Tras el acto del Contrabando de primera hora de la mañana, en que Maseros y Contrabandistas se enfrentaron tras un divertido parlamento, llegó el momento de la Embajada Mora. El preámbulo, como es tradicional, lo constituyó la Estafeta, en la que un jinete de los Judíos entregó un mensaje en el castillo cristiano, emprendiendo después una veloz carrera por la calle San Nicolás en busca de los suyos tras comprobar cómo la misiva acababa rota en mil pedazos.

Fue el momento entonces del embajador moro, Juan Javier Gisbert Cortés, que antes de iniciar su parlamento se encomiendó a Alá para que pusiese «tanta energía a la voces que salgan de mis labios, que convencidos queden, que estén desengañados y eviten el que se haga en sus vidas y haciendas un estrago».

A partir de ahí, y ya con el capitán cristiano en lo alto del castillo, intentó convencerlo de la rendición del mismo, primero con palabras amables y elogiosas, y después amenazándolo acerca de lo que le esperaba a él y a su pueblo si finalmente Al-Azraq decidiese atacar la plaza.

El embajador cristiano, Ricard Sanz Pérez, rechazó la oferta desconfiando de las promesas de su adversario y apoyándose en Jesucristo. La dialéctica fue endureciéndose hasta que al final la contienda fue inevitable. Al grito de «Al arma, al arma», y «Alcoians, per Sant Jordi i Aragó, a defensar la fé de Jesucrist», los estruendos de los primeros arcabuces empezaron a invadir el ambiente.

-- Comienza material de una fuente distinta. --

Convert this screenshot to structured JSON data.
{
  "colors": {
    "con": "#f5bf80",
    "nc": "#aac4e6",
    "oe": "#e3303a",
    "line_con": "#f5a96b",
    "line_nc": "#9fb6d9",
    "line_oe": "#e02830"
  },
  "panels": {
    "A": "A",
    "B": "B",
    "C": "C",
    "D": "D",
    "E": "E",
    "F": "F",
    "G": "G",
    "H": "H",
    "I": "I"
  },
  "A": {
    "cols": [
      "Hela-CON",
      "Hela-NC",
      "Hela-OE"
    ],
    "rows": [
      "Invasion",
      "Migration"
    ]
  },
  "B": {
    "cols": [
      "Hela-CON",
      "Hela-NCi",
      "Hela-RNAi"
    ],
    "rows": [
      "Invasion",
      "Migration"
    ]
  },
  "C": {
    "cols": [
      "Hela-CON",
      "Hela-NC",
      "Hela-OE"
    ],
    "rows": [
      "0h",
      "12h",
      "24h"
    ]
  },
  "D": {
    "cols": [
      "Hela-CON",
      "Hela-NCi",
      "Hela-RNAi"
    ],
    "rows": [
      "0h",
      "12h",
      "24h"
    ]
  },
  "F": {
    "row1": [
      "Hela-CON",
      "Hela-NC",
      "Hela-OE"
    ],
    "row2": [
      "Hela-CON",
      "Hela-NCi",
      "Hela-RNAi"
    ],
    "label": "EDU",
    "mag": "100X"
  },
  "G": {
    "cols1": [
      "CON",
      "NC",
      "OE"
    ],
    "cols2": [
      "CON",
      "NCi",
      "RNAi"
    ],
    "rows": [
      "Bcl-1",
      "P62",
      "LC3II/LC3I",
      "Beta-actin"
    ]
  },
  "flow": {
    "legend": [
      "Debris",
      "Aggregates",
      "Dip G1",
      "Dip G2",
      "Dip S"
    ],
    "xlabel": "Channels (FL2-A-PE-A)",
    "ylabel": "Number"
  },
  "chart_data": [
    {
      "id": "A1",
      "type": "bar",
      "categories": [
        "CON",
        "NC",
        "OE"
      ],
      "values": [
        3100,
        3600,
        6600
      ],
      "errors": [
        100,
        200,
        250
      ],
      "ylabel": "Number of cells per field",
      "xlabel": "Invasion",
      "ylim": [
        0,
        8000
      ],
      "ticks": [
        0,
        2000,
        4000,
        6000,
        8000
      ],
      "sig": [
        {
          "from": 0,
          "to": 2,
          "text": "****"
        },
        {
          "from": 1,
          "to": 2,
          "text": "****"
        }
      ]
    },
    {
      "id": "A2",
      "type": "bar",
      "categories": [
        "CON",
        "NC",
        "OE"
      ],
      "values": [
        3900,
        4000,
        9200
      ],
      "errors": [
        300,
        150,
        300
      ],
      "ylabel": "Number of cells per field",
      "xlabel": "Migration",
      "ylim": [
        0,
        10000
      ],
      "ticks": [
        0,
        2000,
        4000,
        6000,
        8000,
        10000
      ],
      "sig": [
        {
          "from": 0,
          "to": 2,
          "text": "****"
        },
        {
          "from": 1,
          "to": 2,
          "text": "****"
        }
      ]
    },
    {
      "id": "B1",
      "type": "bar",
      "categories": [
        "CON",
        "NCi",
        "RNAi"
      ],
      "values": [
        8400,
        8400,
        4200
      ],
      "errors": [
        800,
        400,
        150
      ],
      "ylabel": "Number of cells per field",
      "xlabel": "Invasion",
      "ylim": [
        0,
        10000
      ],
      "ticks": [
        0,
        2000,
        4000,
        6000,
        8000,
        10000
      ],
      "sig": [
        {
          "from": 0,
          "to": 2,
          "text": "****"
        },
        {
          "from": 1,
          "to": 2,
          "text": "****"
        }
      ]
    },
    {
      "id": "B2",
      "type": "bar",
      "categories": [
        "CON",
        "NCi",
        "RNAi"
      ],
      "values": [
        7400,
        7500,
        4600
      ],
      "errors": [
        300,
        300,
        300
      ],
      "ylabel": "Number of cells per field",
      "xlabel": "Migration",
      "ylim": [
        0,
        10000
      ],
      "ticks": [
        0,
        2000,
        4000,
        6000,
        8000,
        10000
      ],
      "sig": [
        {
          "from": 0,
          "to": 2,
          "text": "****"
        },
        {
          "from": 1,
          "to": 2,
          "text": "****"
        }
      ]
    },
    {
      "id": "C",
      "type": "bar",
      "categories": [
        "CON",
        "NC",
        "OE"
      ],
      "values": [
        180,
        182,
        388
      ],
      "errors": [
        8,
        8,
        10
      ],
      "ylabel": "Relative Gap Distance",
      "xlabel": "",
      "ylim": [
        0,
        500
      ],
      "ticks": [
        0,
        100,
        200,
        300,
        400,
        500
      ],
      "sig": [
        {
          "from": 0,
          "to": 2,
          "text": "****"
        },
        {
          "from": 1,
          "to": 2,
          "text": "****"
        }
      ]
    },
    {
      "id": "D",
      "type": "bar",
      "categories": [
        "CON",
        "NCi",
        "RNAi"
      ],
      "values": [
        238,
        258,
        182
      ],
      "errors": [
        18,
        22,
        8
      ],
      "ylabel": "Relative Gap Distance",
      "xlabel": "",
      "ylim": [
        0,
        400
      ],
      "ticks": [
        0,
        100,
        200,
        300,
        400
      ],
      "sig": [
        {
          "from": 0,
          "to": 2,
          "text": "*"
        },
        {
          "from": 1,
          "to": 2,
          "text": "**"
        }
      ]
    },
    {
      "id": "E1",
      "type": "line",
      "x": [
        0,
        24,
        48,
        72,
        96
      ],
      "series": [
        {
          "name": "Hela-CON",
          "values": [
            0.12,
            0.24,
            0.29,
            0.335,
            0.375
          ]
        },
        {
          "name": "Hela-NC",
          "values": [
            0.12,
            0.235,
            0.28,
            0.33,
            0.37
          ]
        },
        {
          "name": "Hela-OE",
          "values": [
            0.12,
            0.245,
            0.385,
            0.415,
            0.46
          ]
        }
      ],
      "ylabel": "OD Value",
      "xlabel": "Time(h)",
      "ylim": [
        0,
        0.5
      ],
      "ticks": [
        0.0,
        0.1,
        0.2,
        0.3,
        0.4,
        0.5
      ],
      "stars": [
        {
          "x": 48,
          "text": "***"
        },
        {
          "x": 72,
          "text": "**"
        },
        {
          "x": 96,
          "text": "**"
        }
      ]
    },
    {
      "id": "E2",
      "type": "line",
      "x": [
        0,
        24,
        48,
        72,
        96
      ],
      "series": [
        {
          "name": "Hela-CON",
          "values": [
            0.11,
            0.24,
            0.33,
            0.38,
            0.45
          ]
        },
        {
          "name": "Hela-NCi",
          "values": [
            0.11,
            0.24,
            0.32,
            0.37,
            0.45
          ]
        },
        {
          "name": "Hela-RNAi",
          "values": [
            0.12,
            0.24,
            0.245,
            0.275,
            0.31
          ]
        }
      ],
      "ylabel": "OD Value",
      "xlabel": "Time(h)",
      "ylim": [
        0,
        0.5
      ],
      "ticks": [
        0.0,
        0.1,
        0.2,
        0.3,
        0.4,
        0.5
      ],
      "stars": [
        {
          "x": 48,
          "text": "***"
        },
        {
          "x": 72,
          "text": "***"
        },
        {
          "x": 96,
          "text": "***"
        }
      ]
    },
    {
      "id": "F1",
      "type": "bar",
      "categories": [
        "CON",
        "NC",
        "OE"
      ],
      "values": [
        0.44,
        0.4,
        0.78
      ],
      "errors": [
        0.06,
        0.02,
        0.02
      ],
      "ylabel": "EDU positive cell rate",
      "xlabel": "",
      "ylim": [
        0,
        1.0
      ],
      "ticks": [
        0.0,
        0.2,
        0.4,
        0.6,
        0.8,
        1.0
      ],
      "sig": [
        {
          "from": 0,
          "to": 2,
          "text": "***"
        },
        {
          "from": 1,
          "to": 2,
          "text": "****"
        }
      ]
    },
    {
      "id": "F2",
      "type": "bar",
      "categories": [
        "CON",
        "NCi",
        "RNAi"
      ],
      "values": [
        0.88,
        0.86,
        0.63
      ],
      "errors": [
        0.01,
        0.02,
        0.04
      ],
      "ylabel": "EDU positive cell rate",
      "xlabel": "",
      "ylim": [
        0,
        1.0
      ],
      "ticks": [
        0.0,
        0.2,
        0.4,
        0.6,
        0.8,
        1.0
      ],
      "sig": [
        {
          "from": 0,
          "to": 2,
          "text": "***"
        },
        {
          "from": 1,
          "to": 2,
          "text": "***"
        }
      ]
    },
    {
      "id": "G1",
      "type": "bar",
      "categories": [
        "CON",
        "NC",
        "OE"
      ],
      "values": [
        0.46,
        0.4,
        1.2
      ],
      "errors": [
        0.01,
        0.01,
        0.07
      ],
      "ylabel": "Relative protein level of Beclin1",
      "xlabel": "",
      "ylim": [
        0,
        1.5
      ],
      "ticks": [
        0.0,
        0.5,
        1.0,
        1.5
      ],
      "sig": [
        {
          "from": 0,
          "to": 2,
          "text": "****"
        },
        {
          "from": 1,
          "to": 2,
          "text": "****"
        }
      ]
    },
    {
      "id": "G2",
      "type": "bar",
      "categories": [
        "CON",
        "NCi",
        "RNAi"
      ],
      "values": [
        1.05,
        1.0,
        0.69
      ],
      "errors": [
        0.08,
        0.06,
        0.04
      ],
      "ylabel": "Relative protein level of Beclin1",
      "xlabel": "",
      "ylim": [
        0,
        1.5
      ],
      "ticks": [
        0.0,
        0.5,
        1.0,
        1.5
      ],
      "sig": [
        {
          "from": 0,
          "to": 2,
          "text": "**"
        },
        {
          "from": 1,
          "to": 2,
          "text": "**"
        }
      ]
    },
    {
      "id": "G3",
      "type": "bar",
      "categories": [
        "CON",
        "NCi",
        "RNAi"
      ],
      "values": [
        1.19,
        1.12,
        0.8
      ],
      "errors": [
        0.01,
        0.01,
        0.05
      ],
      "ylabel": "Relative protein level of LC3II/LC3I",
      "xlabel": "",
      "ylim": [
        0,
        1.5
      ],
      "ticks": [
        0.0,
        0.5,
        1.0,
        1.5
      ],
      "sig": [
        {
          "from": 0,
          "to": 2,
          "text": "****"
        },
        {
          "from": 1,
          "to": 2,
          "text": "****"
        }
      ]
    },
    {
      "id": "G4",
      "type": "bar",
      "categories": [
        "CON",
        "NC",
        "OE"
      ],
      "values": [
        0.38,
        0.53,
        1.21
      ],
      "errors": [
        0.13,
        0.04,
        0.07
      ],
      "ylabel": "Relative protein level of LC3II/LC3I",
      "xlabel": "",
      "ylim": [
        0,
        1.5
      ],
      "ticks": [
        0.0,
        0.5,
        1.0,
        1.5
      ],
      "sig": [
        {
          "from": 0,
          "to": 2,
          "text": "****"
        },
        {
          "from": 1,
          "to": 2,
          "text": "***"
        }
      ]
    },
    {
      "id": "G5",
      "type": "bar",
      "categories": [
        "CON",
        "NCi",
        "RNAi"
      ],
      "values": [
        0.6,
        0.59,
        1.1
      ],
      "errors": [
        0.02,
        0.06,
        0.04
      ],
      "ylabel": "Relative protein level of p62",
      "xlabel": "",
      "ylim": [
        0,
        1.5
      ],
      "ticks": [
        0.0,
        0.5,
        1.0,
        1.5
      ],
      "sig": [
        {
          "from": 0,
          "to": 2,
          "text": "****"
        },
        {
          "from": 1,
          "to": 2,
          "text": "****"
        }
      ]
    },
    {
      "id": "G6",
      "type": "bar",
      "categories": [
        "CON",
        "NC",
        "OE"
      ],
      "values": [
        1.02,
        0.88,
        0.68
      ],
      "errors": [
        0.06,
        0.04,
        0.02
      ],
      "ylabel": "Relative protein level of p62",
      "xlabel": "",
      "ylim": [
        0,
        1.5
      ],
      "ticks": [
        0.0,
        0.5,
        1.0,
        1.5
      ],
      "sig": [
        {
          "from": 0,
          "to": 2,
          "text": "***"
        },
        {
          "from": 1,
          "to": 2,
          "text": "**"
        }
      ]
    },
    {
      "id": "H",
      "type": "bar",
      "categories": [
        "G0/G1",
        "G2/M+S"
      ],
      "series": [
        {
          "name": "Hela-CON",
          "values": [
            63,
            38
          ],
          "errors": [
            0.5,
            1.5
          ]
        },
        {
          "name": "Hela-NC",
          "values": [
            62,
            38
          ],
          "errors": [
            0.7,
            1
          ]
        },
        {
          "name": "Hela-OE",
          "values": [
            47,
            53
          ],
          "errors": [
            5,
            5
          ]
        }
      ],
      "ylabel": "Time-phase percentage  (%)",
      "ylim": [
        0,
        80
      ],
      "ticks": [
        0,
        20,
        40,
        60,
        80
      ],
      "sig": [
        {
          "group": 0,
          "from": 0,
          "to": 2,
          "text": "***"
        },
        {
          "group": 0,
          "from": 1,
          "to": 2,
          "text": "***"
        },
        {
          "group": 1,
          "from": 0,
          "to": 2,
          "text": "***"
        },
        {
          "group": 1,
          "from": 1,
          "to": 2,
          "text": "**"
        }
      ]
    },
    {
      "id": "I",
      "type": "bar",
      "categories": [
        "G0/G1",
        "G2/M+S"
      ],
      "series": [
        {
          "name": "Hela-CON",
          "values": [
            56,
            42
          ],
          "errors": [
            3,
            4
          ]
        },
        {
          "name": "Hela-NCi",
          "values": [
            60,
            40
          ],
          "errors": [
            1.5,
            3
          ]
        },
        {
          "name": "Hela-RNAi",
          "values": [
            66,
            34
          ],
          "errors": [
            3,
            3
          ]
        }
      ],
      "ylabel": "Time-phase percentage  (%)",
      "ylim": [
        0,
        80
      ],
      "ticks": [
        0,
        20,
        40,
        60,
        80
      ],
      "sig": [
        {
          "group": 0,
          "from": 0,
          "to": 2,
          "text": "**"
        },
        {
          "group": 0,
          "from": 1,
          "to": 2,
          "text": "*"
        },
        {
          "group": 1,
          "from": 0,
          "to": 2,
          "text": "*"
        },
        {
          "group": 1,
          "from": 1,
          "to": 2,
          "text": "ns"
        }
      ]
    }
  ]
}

Por la tarde la situación se repitió pero a la inversa. En este caso fue un jinete de los Vascos el protagonista de la Estafeta, antes de que el embajador cristiano, despojado de su fortaleza, expresase su infinita tristeza por la pérdida sufrida. A partir de ahí inició su parlamento, intentando atemorizar a los moros con guerreros como Pelayo, Alfonso, Fernán González, Wilfredo, Ramón Berenguer, Ramiro y el Cid insigne, e instándoles a devolver la plaza conquistada bajo la amenaza de que «el marcial alcoyano aún se halla con valor, con esfuerzo y ardimiento para eclipsar las lunas mahometanas».

Los musulmanes, henchidos de orgullo tras la victoria consiguida horas antes, despreciaron las palabras del cristiano, e inevitablemente llegó de nuevo la batalla a los gritos de «Di a los tuyos: guerra, guerra», y «Di a los tuyos: armas, armas».

Las batallas de arcabucería fueron espectaculares, y en esta ocasión más intensas que en años anteriores, después de que la subvención concedida por el Casal permitiese incrementar los kilos de pólvora hasta 2.700. El estruendo y el humo se adueñó de las calles del centro de la ciudad, configurando una estampa sobrecogedora.

La siempre emocionante lucha con espadas a los pies del castillo, y después sobre las almenas, puso el punto y final a la guerra.

Cabe reseñar, por último, que este año los heraldos recuperaron la partitura «Toques de clarines para las Embajadas de Alcoy» que compuso en 1958 José Carbonell.